The coordinate system origin difference is a much tougher nut to crack. It makes the most sense to go with Vulkan's origin, as it's the standard in all other APIs as well (DirectX and Vulkan). I see two possible solutions to the problem, but they either require manual interaction from the user or force me to inject mandatory operations into shaders/the abstractions making it slower and more limited. I'm not sure, but it seems like ARB_clip_control can be used to solve this problem by changing the origin, but I'm not sure if it covers everything (texture coordinate origin, glViewport() origin, glTex*() functions origin, etc). Regardless, it's not something that I can rely on being supported.
Solution 1:
Just roll with it. Let OpenGL render everything upside down with its lower-left-corner origin, then just flip the image at the end to correct it. This is a very attractive solution because it adds zero overhead to a lot of functions:
+ glViewport() and glScissor() just work.
+ The matching texture coordinate origin means that render-to-texture sampling cancels out, which means that sampling render targets in GLSL using texture() and texelFetch() both work without any modifications.
+ gl_FragCoord.xy both work without any modifications.
+ Possible culling differences due to face order differences can be easily compensated for in the API.
+ No dependence on the window/framebuffer size.
The only disadvantage, and it's a major disadvantage, is that textures loaded from disk (that weren't rendered to) will be flipped due to the mismatch in origin. There is no simple solution to this:
- Flipping all textures loaded from disk. That's a huge amount of CPU (or GPU if compute shaders are supported) overhead that adds a huge amount of complexity for precompressed textures. In addition to flipping, I'd need to go in and manually flip the indices in the blocks of all texture compression formats I want to support, and this would have to happen when streaming in textures from disk. We cannot afford to duplicate all our texture assets just to support OpenGL, and the CPU overhead during streaming is way too much for low-end CPUs, so this is not a feasible solution.
- Have the user mark which textures it reads from disk and which it reads from render targets, and manually flip the y-coordinate before sampling the texture. This could be done by a simple macro injected into the OpenGL GLSL that the user calls on texture coordinates to flip them for OpenGL for texture(), but solving it for texelFetch() requires querying the texture's size using textureSize(), which I think would add a noticeable amount of overhead in the shader. In addition, in some cases the user may want to either use preloaded texture or a rendered texture for the same sampler in GLSL, at which point more overhead would need to be introduced.
- Leave it entirely to the user to solve it by flipping texture coordinates in the vertex data, etc. I would like to avoid this as it requires a lot of effort for the user of the abstraction layer, even though it most likely provides the best performance.
Solution 2:
Flip everything to perfectly emulate VK/DX/Metal's origin. Pros:
+ Identical result with zero user interaction.

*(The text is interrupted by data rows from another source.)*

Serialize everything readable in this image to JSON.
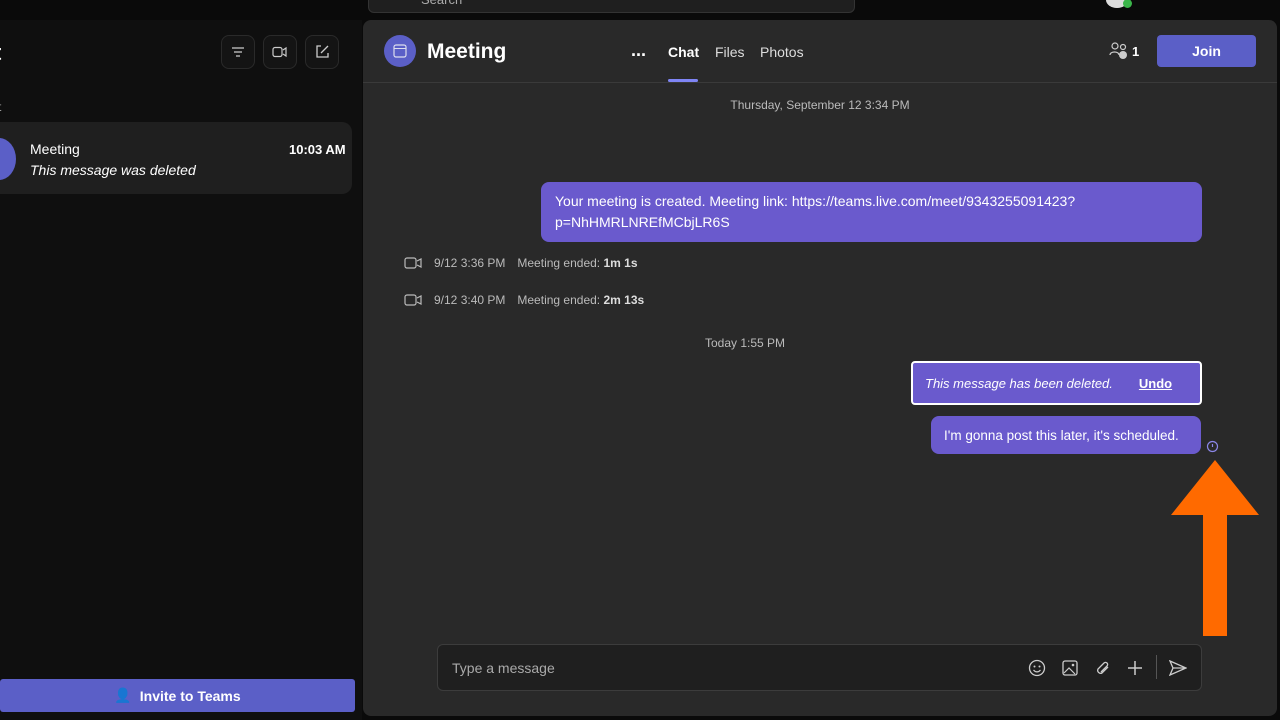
{
  "topbar": {
    "search_placeholder": "Search"
  },
  "sidebar": {
    "title": "t",
    "section": "t",
    "chat_item": {
      "name": "Meeting",
      "time": "10:03 AM",
      "preview": "This message was deleted"
    },
    "invite_label": "Invite to Teams"
  },
  "header": {
    "title": "Meeting",
    "more": "...",
    "tabs": [
      {
        "label": "Chat"
      },
      {
        "label": "Files"
      },
      {
        "label": "Photos"
      }
    ],
    "participants": "1",
    "join_label": "Join"
  },
  "messages": {
    "ts1": "Thursday, September 12 3:34 PM",
    "m1": "Your meeting is created. Meeting link: https://teams.live.com/meet/9343255091423?p=NhHMRLNREfMCbjLR6S",
    "events": [
      {
        "time": "9/12 3:36 PM",
        "label": "Meeting ended:",
        "dur": "1m 1s"
      },
      {
        "time": "9/12 3:40 PM",
        "label": "Meeting ended:",
        "dur": "2m 13s"
      }
    ],
    "ts2": "Today 1:55 PM",
    "deleted": "This message has been deleted.",
    "undo": "Undo",
    "scheduled": "I'm gonna post this later, it's scheduled."
  },
  "compose": {
    "placeholder": "Type a message"
  },
  "colors": {
    "accent": "#5b5fc7",
    "bubble": "#6a5acd",
    "arrow": "#ff6a00"
  }
}
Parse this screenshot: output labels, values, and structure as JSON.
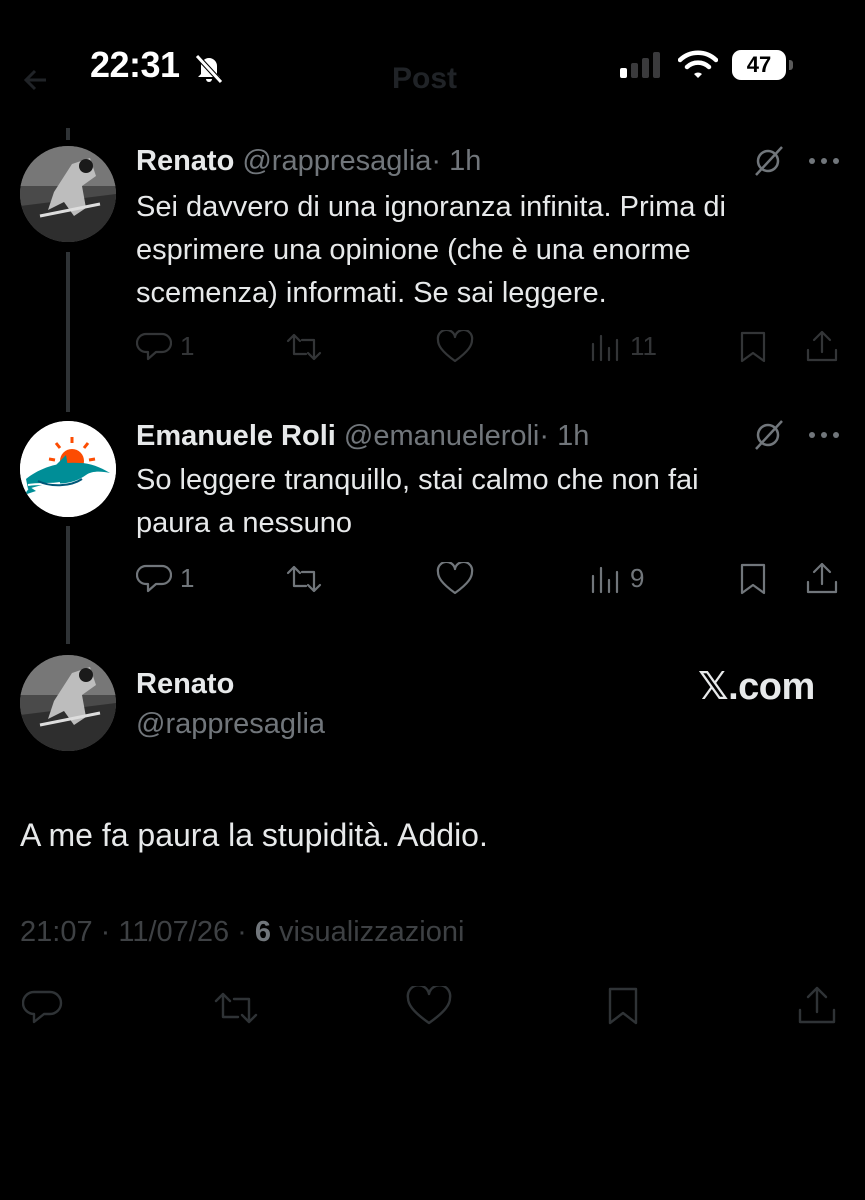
{
  "status_bar": {
    "time": "22:31",
    "battery": "47",
    "ghost_title": "Post"
  },
  "tweets": [
    {
      "name": "Renato",
      "handle": "@rappresaglia",
      "time": "· 1h",
      "lines": [
        "Sei davvero di una ignoranza infinita. Prima di",
        "esprimere una opinione (che è una enorme",
        "scemenza) informati. Se sai leggere."
      ],
      "replies": "1",
      "views": "11"
    },
    {
      "name": "Emanuele Roli",
      "handle": "@emanueleroli",
      "time": "· 1h",
      "lines": [
        "So leggere tranquillo, stai calmo che non fai",
        "paura a nessuno"
      ],
      "replies": "1",
      "views": "9"
    }
  ],
  "main_post": {
    "name": "Renato",
    "handle": "@rappresaglia",
    "watermark": "𝕏.com",
    "text": "A me fa paura la stupidità. Addio.",
    "time": "21:07 · 11/07/26 · ",
    "views_count": "6",
    "views_label": " visualizzazioni"
  },
  "colors": {
    "background": "#000000",
    "text": "#e7e9ea",
    "muted": "#71767b",
    "dim_icons": "#2f3336",
    "dolphin_aqua": "#008e97",
    "dolphin_orange": "#fc4c02"
  },
  "icons": [
    "bell-slash-icon",
    "signal-icon",
    "wifi-icon",
    "battery-icon",
    "grok-icon",
    "more-icon",
    "reply-icon",
    "retweet-icon",
    "like-icon",
    "views-icon",
    "bookmark-icon",
    "share-icon"
  ]
}
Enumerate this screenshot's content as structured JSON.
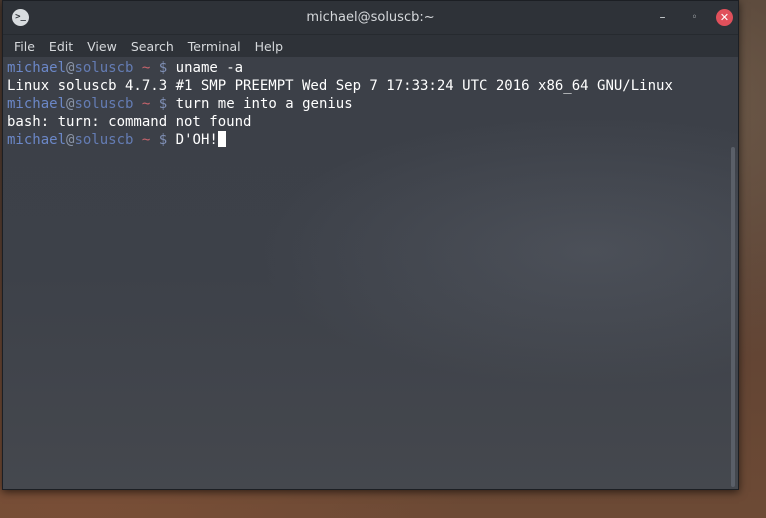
{
  "window": {
    "title": "michael@soluscb:~",
    "app_icon": ">_",
    "controls": {
      "minimize": "–",
      "maximize": "◦",
      "close": "✕"
    }
  },
  "menu": [
    "File",
    "Edit",
    "View",
    "Search",
    "Terminal",
    "Help"
  ],
  "terminal": {
    "prompt": {
      "user": "michael",
      "at": "@",
      "host": "soluscb",
      "path": "~",
      "symbol": "$"
    },
    "lines": [
      {
        "type": "prompt",
        "command": "uname -a"
      },
      {
        "type": "output",
        "text": "Linux soluscb 4.7.3 #1 SMP PREEMPT Wed Sep 7 17:33:24 UTC 2016 x86_64 GNU/Linux"
      },
      {
        "type": "prompt",
        "command": "turn me into a genius"
      },
      {
        "type": "output",
        "text": "bash: turn: command not found"
      },
      {
        "type": "prompt",
        "command": "D'OH!"
      }
    ]
  }
}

+ No need for manual texture coordinate flipping; GLSL preprocessor just injects flipping to all calls to texture() and texelFetch() (including variations).

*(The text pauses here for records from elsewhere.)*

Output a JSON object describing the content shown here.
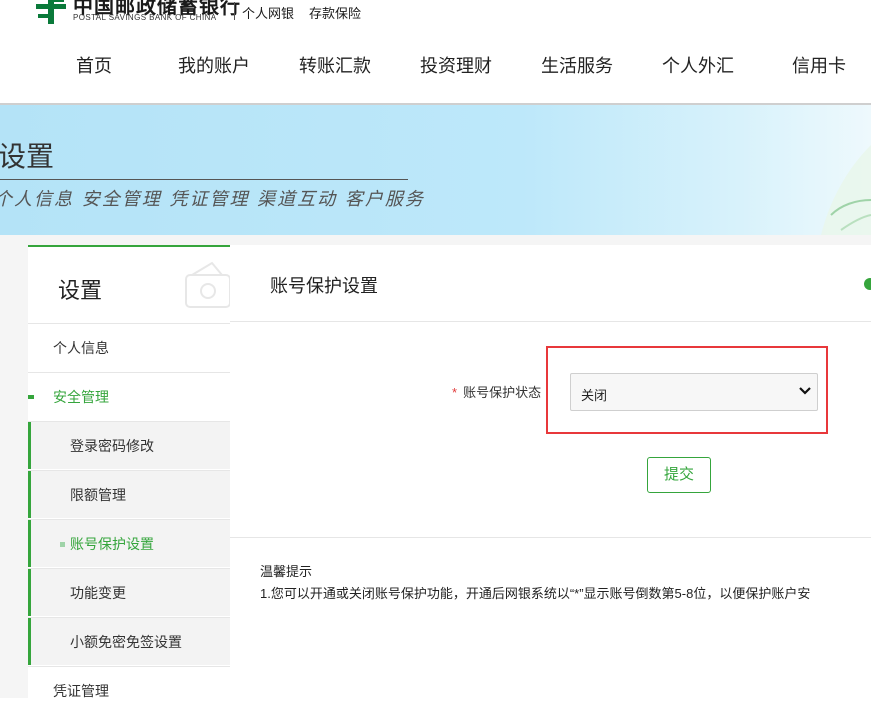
{
  "header": {
    "bank_name_cn": "中国邮政储蓄银行",
    "bank_name_en": "POSTAL SAVINGS BANK OF CHINA",
    "channel": "个人网银",
    "insurance": "存款保险"
  },
  "nav": {
    "items": [
      {
        "label": "首页"
      },
      {
        "label": "我的账户"
      },
      {
        "label": "转账汇款"
      },
      {
        "label": "投资理财"
      },
      {
        "label": "生活服务"
      },
      {
        "label": "个人外汇"
      },
      {
        "label": "信用卡"
      }
    ]
  },
  "banner": {
    "title": "设置",
    "slogan": "个人信息 安全管理 凭证管理 渠道互动 客户服务"
  },
  "sidebar": {
    "title": "设置",
    "items": [
      {
        "label": "个人信息",
        "level": 1
      },
      {
        "label": "安全管理",
        "level": 1,
        "active": true
      },
      {
        "label": "登录密码修改",
        "level": 2
      },
      {
        "label": "限额管理",
        "level": 2
      },
      {
        "label": "账号保护设置",
        "level": 2,
        "active": true
      },
      {
        "label": "功能变更",
        "level": 2
      },
      {
        "label": "小额免密免签设置",
        "level": 2
      },
      {
        "label": "凭证管理",
        "level": 1
      }
    ]
  },
  "main": {
    "title": "账号保护设置",
    "form": {
      "required_mark": "*",
      "status_label": "账号保护状态",
      "status_value": "关闭",
      "submit_label": "提交"
    },
    "tips": {
      "title": "温馨提示",
      "line1": "1.您可以开通或关闭账号保护功能，开通后网银系统以“*”显示账号倒数第5-8位，以便保护账户安"
    }
  },
  "colors": {
    "accent_green": "#35a53c",
    "highlight_red": "#e8383b",
    "banner_blue": "#bde8fa"
  }
}
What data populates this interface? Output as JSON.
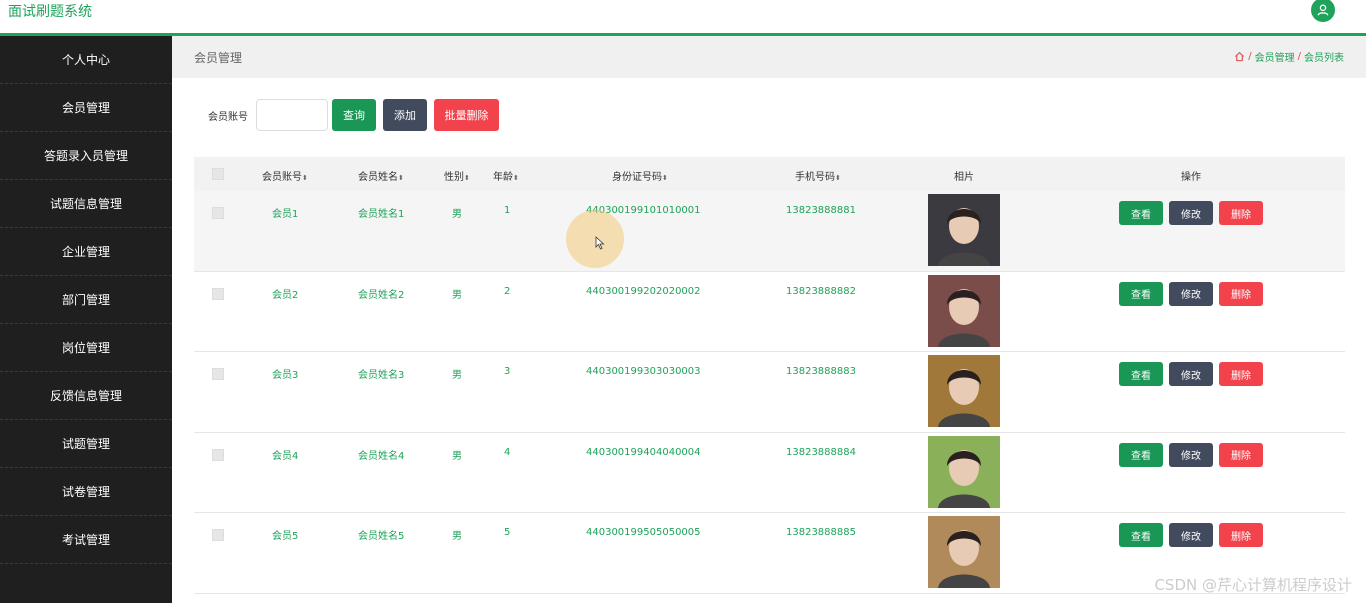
{
  "app": {
    "title": "面试刷题系统"
  },
  "sidebar": {
    "items": [
      {
        "label": "个人中心"
      },
      {
        "label": "会员管理"
      },
      {
        "label": "答题录入员管理"
      },
      {
        "label": "试题信息管理"
      },
      {
        "label": "企业管理"
      },
      {
        "label": "部门管理"
      },
      {
        "label": "岗位管理"
      },
      {
        "label": "反馈信息管理"
      },
      {
        "label": "试题管理"
      },
      {
        "label": "试卷管理"
      },
      {
        "label": "考试管理"
      }
    ]
  },
  "page": {
    "title": "会员管理",
    "breadcrumb": [
      "会员管理",
      "会员列表"
    ]
  },
  "search": {
    "label": "会员账号",
    "value": "",
    "query_button": "查询",
    "add_button": "添加",
    "batch_delete_button": "批量删除"
  },
  "table": {
    "headers": {
      "account": "会员账号",
      "name": "会员姓名",
      "gender": "性别",
      "age": "年龄",
      "idcard": "身份证号码",
      "phone": "手机号码",
      "photo": "相片",
      "actions": "操作"
    },
    "sort_glyph": "⬍",
    "actions": {
      "view": "查看",
      "edit": "修改",
      "delete": "删除"
    },
    "rows": [
      {
        "account": "会员1",
        "name": "会员姓名1",
        "gender": "男",
        "age": "1",
        "idcard": "440300199101010001",
        "phone": "13823888881",
        "photo_color": "#3a3a40"
      },
      {
        "account": "会员2",
        "name": "会员姓名2",
        "gender": "男",
        "age": "2",
        "idcard": "440300199202020002",
        "phone": "13823888882",
        "photo_color": "#7a4c4a"
      },
      {
        "account": "会员3",
        "name": "会员姓名3",
        "gender": "男",
        "age": "3",
        "idcard": "440300199303030003",
        "phone": "13823888883",
        "photo_color": "#a0793a"
      },
      {
        "account": "会员4",
        "name": "会员姓名4",
        "gender": "男",
        "age": "4",
        "idcard": "440300199404040004",
        "phone": "13823888884",
        "photo_color": "#8ab05a"
      },
      {
        "account": "会员5",
        "name": "会员姓名5",
        "gender": "男",
        "age": "5",
        "idcard": "440300199505050005",
        "phone": "13823888885",
        "photo_color": "#b08a5a"
      }
    ]
  },
  "watermark": "CSDN @芹心计算机程序设计",
  "colors": {
    "accent": "#1fa25a",
    "danger": "#f2434d",
    "dark": "#424a5e",
    "sidebar": "#1f1f1f"
  }
}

The cons are essentially everything from solution 1, PLUS overhead on a lot of CPU-side functions too: glViewport(), glScissor(), etc, which requires the window/framebuffer size, ALL texture fetches would need their coordinates inverted (not just fetches from disk loaded textures).
Is there a cleaner solution to all this? =< There must be a lot of OpenGL/DirectX abstractions out there that have to deal with the same issue. How do they do it?